Deze typeringen van de christelijke journalistiek klinken aannemelijk, maar bij de vertaling ervan naar de praktijk beginnen de problemen. Wat moet de economisch redacteur ermee, als hij verslag doet van de jaarresultaten van Philips? En de regioredacteur die moet melden dat de PVDA-wethouder van Graafstroom is afgetreden vanwege een schandaal rond het nieuwe dorpshuis?
In de opvatting dat de christelijke krant het Nieuws met een hoofdletter moet uitdragen, is het dagblad feitelijk evangelisatiebulletin geworden. Concreet betekent het dat de inhoud van het RD van dien aard moet zijn, dat de krant gebruikt kan worden als folder bij evangelisatieacties. In de opvatting van Dorenbos kan het christelijk dagblad gebruikt worden als leidraad in de catechese. Het is immers in de eerste plaats bedoeld voor de opvoeding in het ongeveinsd christelijk geloof.

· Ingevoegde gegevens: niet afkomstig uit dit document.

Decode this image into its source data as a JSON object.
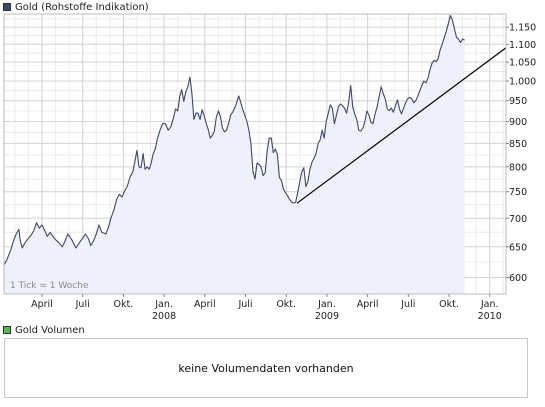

Nieuws met een kleine letter
Het feit dat niemand zo ver zal willen gaan, geeft al aan dat deze opvatting in de praktijk moeilijk overeind is te houden. Wat nog belangrijker is: de opvatting op zichzelf is aanvechtbaar. Een krant is er niet om het grote Nieuws door te geven. Daar heeft God een ander middel voor beschikt: de dwaasheid van de prediking. De krant is er ook niet voor de catechese. Daarvoor hebben we onze Catechismus. De krant, ook de christelijke krant, is er voor het doorgeven van het nieuws met een kleine letter. Het verschil met een zogenaamd neutrale krant zit in het feit dat een christelijke krant zich in nieuwsvergaring, -selectie en -presentatie gebonden weet aan bijbelse normen. Dat brengt me tot de volgende definitie: het kenmerk van christelijke journalistiek is dat het nieuws wordt verzameld, doorgegeven en becommentarieerd binnen de grenzen van Gods wet.
Kerknieuws
Zij die van mening zijn dat een christelijke krant het Nieuws met een hoofdletter moet doorgeven, verwijzen nogal eens naar de kerknieuwspagina. Mijns inziens onterecht. Ook pagina 2 van het KD brengt nieuws met een kleine letter. Kerknieuws is geen Evangelie. Integendeel, zou ik bijna zeggen. Dat is geen verwijt aan het adres van de redacteuren die deze pagina vullen. Zij hebben dezelfde taak als alle redacteuren van de krant: het verslaan van het nieuws op het terrein waarvoor zij verantwoordelijk zijn. Kerknieuws wordt in het algemeen bepaald door mensen in de top: de leiding van de verschillende kerken in binnenen buitenland. De kerkgeschiedenis leert dat we daar doorgaans meer ketterij dan bijbelse standvastigheid en meer politiek dan godsvrucht hebben te verwachten. Dat vinden we dan ook in de krant terug. Het grote nieuws voltrekt zich in het verborgene, waar God mensen aan zichzelf ontdekt en hun oog opent voor het verlossingswerk van Jezus Christus. Dat zal nimmer de krant halen. Ook het RD niet.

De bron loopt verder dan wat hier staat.